Long-term in vivo desipramine or estrogen treatment fails to affect serotonin-induced outward current in hippocampal pyramidal cells of the rat.

ABSTRACT

The effect of castration combined with either long-term treatment with the tricyclic antidepressant drug desipramine or the sex steroid 17 beta-estradiol on serotonin responses in area CA1 of the hippocampus of male and female rats was examined. Using single-electrode current and voltage-clamp techniques serotonin-induced hyperpolarizations and outward currents were recorded from hippocampal pyramidal cells. Neither in male nor in female castrated rats treatment effects were observed on the magnitude of the 5-hydroxytryptamine 1A mediated outward currents (0.26 nA) and membrane hyperpolarizations (11 mV) induced by superfusion of serotonin (15 microM), or on the effect of serotonin on the afterhyperpolarization and extracellularly recorded population spike. In voltage-clamp experiments using microelectrodes filled with potassium-chloride, but not with potassium-acetate, the sole observable effect was that the membrane resistance drop due to application of serotonin was significantly larger in the ovariectomized group (31% approximately 19 M omega) as compared to the ovariectomized/estrogen supplemented group (23% approximately 15 M omega). Spiperone (3 microM) completely antagonized the serotonin-induced outward currents and input resistance changes under all treatments. Apart from these changes the majority of passive and active membrane properties of cells from ovariectomized animals were not affected by chronic desipramine or steroid treatment.
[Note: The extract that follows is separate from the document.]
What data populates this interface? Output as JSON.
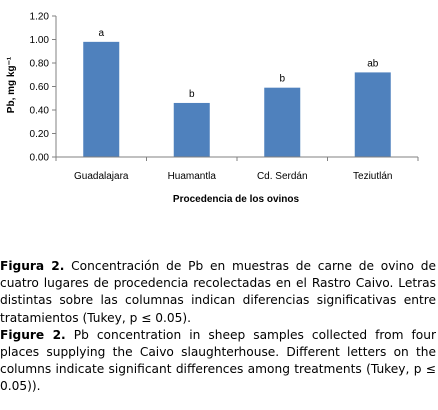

Neither did castration alone, nor in combination with long-term 17 beta-estradiol treatment, affect CA1 pyramidal cell membrane properties of male rats. Since we attained physiological levels of 17 beta-estradiol in the blood plasma (30-50 pg/ml) using subcutaneous silastic implants containing a mixture of cholesterol/estrogen, we conclude that both long-term estrogen and long-term desipramine treatment do not affect serotonergic neurotransmission in CA1 of the rat hippocampus.